Under an agreement set in 2012, the quota on imported films in China is set at a floor of 34. Researcher Mei Xinyu of the Ministry of Commerce’s Chinese Academy of International Trade and Economic Cooperation suggested today that is likely to rise following President Trump’s Florida meeting last week with China’s President Xi Jinping.
Last year already, 38 movies came into the market under the 25% revenue share established in 2012. Many saw that as an attempt by China to increase box office in what was a dramatically slowed year of growth. The studios are understood to be mixed on raising the quota.
The five-year arrangements are being reviewed. Talks involve the number of films allowed into China, but importantly also involve percentage of theatrical rentals and tapping into other markets in the country. This is happening in conjunction with other trade terms affecting agriculture, energy and finance.
Concessions in film and other industries “are relatively easy for China to make,” the researcher says. They “would enable Trump to claim quick achievements and in exchange China can ask for bigger market access in the U.S.”

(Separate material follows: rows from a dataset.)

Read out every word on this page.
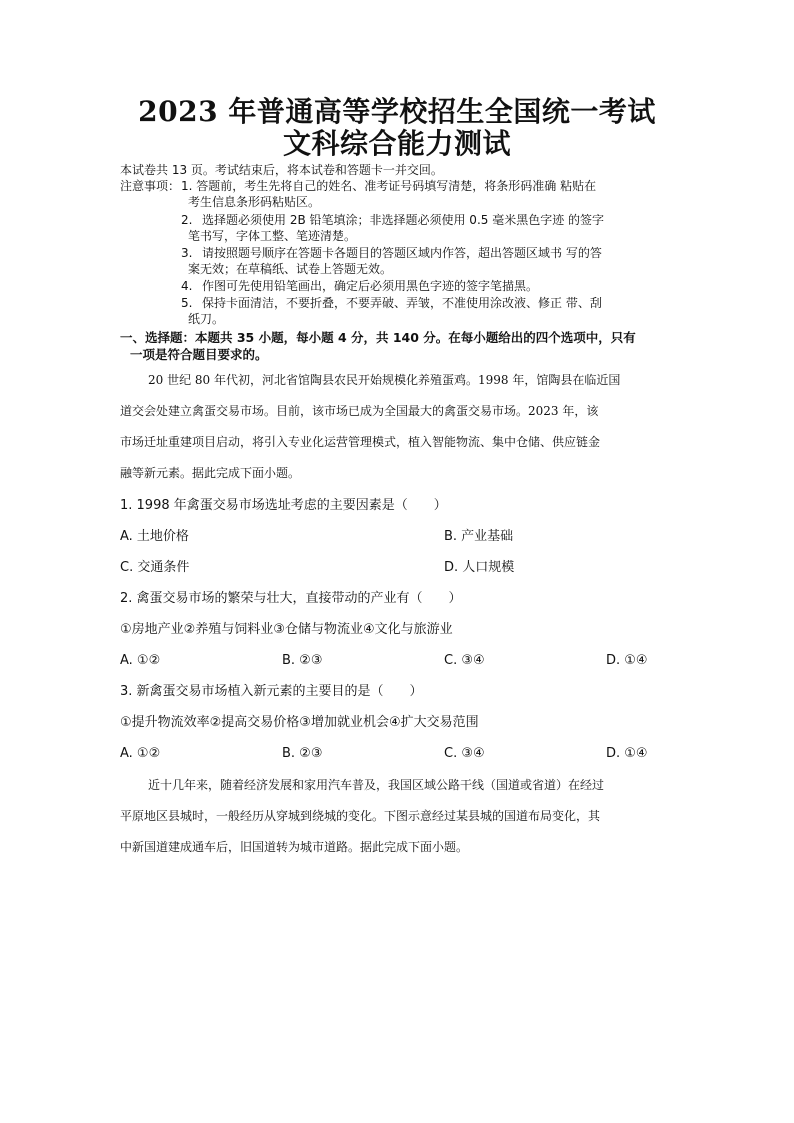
2023 年普通高等学校招生全国统一考试
文科综合能力测试
本试卷共 13 页。考试结束后，将本试卷和答题卡一并交回。
注意事项： 1. 答题前，考生先将自己的姓名、准考证号码填写清楚，将条形码准确 粘贴在
考生信息条形码粘贴区。
2. 选择题必须使用 2B 铅笔填涂；非选择题必须使用 0.5 毫米黑色字迹 的签字
笔书写，字体工整、笔迹清楚。
3. 请按照题号顺序在答题卡各题目的答题区域内作答，超出答题区域书 写的答
案无效；在草稿纸、试卷上答题无效。
4. 作图可先使用铅笔画出，确定后必须用黑色字迹的签字笔描黑。
5. 保持卡面清洁，不要折叠，不要弄破、弄皱，不准使用涂改液、修正 带、刮
纸刀。
一、选择题：本题共 35 小题，每小题 4 分，共 140 分。在每小题给出的四个选项中，只有
一项是符合题目要求的。
20 世纪 80 年代初，河北省馆陶县农民开始规模化养殖蛋鸡。1998 年，馆陶县在临近国
道交会处建立禽蛋交易市场。目前，该市场已成为全国最大的禽蛋交易市场。2023 年，该
市场迁址重建项目启动，将引入专业化运营管理模式，植入智能物流、集中仓储、供应链金
融等新元素。据此完成下面小题。
1. 1998 年禽蛋交易市场选址考虑的主要因素是（　　）
A. 土地价格	B. 产业基础
C. 交通条件	D. 人口规模
2. 禽蛋交易市场的繁荣与壮大，直接带动的产业有（　　）
①房地产业②养殖与饲料业③仓储与物流业④文化与旅游业
A. ①②	B. ②③	C. ③④	D. ①④
3. 新禽蛋交易市场植入新元素的主要目的是（　　）
①提升物流效率②提高交易价格③增加就业机会④扩大交易范围
A. ①②	B. ②③	C. ③④	D. ①④
近十几年来，随着经济发展和家用汽车普及，我国区域公路干线（国道或省道）在经过
平原地区县城时，一般经历从穿城到绕城的变化。下图示意经过某县城的国道布局变化，其
中新国道建成通车后，旧国道转为城市道路。据此完成下面小题。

The president has said that he wants to reduce the U.S. trade deficit with China.
Chinese ticket buyers spent $6.6 billion last year, making the country the No. 2 theatrical market after North America, the MPAA reported last month. But that was down nearly 3% from 2015, which the film trade group attributed to China’s slowing growth as well as weakening value of the yuan vs the U.S. dollar.
If the currency had held constant, then sales for imported films increased more than 12% in 2016.